A proper number of dimension can obtain a good result since SVD captures the most important information as well as establish the semantic relationship between features. Figure 4 shows the application of SVD on the first set of experiments, where the dimensions vary from 3 to 25. The original feature space (when SVD is not applied) has the dimensionality of 26. We test how the performance varies when the dimensionality is decreased. When the reduction of the dimensionality is small, we find that the performance (the recognition rate) increases when the dimension decreases. This is because some noisy information is removed when reducing the dimensions. However, when dimension becomes too small, the recognition rate becomes lower. This is because a small feature space resulted from SVD may cause important information loss, and thus lead to bad performance.

Fig. 4

Apply SVD on experiment set 1

From the Fig. 4, we found that the best performance of KNN is obtained when the dimensions are 12, reduced more than half. The best performance of BPNN is obtained when the dimensions are 8, reduced more than 2/3.

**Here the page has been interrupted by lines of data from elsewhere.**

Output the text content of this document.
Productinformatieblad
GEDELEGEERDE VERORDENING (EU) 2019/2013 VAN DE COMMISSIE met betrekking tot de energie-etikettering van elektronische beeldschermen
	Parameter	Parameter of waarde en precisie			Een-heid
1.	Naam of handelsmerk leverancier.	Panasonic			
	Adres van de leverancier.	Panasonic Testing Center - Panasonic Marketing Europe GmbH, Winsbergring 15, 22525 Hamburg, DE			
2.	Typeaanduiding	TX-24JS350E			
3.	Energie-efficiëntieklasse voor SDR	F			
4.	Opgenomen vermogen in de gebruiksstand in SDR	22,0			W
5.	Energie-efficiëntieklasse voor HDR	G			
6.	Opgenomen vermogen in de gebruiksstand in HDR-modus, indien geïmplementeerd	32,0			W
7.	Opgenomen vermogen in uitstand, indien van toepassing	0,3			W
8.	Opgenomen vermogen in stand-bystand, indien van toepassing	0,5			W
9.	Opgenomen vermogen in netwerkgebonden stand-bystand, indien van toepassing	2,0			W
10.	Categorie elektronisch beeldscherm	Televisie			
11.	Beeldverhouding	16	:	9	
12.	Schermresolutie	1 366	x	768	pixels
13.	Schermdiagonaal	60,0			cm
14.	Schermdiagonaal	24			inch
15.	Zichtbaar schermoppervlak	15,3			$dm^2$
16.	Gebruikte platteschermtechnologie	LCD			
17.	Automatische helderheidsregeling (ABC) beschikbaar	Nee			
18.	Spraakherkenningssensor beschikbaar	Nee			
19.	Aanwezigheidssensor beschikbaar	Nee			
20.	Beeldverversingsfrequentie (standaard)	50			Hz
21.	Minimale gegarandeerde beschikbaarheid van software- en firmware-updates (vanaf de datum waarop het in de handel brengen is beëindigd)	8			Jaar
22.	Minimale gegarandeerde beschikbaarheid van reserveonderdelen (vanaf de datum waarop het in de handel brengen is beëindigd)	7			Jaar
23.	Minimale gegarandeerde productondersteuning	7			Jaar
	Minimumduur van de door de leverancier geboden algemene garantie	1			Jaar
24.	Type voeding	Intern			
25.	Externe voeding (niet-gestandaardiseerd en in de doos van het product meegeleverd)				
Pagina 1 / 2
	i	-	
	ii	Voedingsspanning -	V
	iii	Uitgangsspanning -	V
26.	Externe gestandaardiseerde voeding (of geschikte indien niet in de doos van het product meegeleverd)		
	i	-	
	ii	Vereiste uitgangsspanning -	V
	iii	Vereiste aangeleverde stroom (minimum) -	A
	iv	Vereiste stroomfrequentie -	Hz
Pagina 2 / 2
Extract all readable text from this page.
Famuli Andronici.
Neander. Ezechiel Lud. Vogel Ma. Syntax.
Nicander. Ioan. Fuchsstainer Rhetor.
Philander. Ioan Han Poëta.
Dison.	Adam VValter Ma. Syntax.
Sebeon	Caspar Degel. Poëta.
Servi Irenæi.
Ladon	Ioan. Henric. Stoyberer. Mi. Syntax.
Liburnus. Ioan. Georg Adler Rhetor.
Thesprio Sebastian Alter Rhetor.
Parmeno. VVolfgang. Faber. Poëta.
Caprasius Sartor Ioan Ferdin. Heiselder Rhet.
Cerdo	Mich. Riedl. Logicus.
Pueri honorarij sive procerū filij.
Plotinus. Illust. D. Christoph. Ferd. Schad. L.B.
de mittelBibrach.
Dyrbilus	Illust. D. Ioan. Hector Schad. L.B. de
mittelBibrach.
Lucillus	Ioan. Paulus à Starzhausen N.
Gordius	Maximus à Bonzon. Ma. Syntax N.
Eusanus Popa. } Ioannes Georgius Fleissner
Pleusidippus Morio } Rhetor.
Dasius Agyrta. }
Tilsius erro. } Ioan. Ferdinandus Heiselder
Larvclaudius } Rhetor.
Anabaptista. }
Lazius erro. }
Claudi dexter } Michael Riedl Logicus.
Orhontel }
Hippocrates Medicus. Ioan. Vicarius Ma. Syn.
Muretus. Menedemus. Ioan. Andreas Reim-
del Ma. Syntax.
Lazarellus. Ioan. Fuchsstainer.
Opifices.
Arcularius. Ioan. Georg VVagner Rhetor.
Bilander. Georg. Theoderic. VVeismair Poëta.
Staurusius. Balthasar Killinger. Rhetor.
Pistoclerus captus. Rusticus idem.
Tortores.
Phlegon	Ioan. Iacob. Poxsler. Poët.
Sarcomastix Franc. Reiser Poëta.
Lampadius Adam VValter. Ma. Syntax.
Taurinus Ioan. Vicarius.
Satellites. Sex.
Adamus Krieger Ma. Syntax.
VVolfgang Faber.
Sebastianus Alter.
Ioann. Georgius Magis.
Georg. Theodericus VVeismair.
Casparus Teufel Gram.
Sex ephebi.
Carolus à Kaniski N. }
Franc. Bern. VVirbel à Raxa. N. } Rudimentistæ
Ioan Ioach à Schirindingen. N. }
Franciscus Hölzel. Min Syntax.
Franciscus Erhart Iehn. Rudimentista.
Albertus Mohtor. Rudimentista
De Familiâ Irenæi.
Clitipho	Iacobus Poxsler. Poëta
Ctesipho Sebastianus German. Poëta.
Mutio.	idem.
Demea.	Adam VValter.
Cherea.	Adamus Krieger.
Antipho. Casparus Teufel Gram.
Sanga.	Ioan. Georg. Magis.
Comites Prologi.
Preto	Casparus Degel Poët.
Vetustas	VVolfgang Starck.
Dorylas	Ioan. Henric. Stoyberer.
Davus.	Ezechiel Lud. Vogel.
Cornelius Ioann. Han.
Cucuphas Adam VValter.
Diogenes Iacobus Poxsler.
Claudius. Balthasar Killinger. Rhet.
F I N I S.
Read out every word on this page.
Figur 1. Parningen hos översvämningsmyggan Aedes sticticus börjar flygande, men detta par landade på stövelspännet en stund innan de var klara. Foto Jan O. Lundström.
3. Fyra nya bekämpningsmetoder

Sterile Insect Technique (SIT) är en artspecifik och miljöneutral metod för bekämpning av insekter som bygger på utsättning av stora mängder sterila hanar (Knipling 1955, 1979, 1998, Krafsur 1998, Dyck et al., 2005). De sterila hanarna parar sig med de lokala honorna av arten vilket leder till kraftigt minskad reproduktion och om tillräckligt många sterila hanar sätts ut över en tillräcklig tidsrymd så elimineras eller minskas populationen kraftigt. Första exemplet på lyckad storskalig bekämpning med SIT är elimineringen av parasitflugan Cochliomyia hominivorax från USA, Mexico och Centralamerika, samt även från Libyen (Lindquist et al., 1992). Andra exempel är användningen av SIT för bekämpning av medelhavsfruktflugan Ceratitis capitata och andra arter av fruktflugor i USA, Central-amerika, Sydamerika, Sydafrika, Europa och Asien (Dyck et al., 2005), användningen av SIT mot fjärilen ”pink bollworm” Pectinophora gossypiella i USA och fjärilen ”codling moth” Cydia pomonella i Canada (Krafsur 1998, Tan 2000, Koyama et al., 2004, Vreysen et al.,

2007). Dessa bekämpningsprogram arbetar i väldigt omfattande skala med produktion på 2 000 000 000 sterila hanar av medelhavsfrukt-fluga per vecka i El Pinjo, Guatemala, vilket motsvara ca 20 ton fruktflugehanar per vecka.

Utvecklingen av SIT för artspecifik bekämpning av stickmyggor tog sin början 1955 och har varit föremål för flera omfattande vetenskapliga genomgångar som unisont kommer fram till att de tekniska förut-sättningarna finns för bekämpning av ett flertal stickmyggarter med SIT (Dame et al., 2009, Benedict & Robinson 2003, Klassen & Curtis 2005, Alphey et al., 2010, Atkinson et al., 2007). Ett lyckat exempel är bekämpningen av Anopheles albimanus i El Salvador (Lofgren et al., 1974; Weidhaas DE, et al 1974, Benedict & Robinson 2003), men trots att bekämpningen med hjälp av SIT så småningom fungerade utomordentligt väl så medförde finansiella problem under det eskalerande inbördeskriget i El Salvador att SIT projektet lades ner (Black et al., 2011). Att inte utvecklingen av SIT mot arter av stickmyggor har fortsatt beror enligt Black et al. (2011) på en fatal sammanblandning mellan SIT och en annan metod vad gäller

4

Figure 5, shows the application of SVD on the second set of experiments, where the dimensions also vary from 3 to 25. In Fig. 5, The best performance of 0.955 for KNN is obtained when the dimensions are 13, reduced around half. The best performance of 0.986 for BPNN is obtained when the dimensions are 9, reduced almost 2/3. The average recognition rate for experiment 1 and 2 with different features and different algorithms are shown in Table 3. The introduction of SVD improves the average recognition rate in the first set of experiment from 0.870 to 0.894 for KNN and 0.927 to 0.944 for BPNN. The introduction of SVD improves the average recognition rate of the second experiment from 0.941 to 0.955 for KNN and 0.983 to 0.986 for BPNN.

Fig. 5

Apply SVD on experiment set 2

Table 3 Performance comparison

5 Conclusions

Recognizing human movement activity types is especially useful for elderly people and has gained a lot of attention. In this paper, we present a framework for human activity recognition using machine learning algorithms. Singular value decomposition technique has been adapted to generate a set of enriched features based on the acceleration data collected from wireless sensor network. Experiments conducted on different setting achieve different performances. The first set of experiments distinguishes the active and inactive manner; the activity patterns are thus complex and have a higher rate of misclassification. The second set of experiments does not distinguish the active and inactive manners, and the misclassification rate is lower. The introduction of SVD in the experiments has reduced the dimensions of features, which not only leads to lower computation cost, but also improves the recognition rate.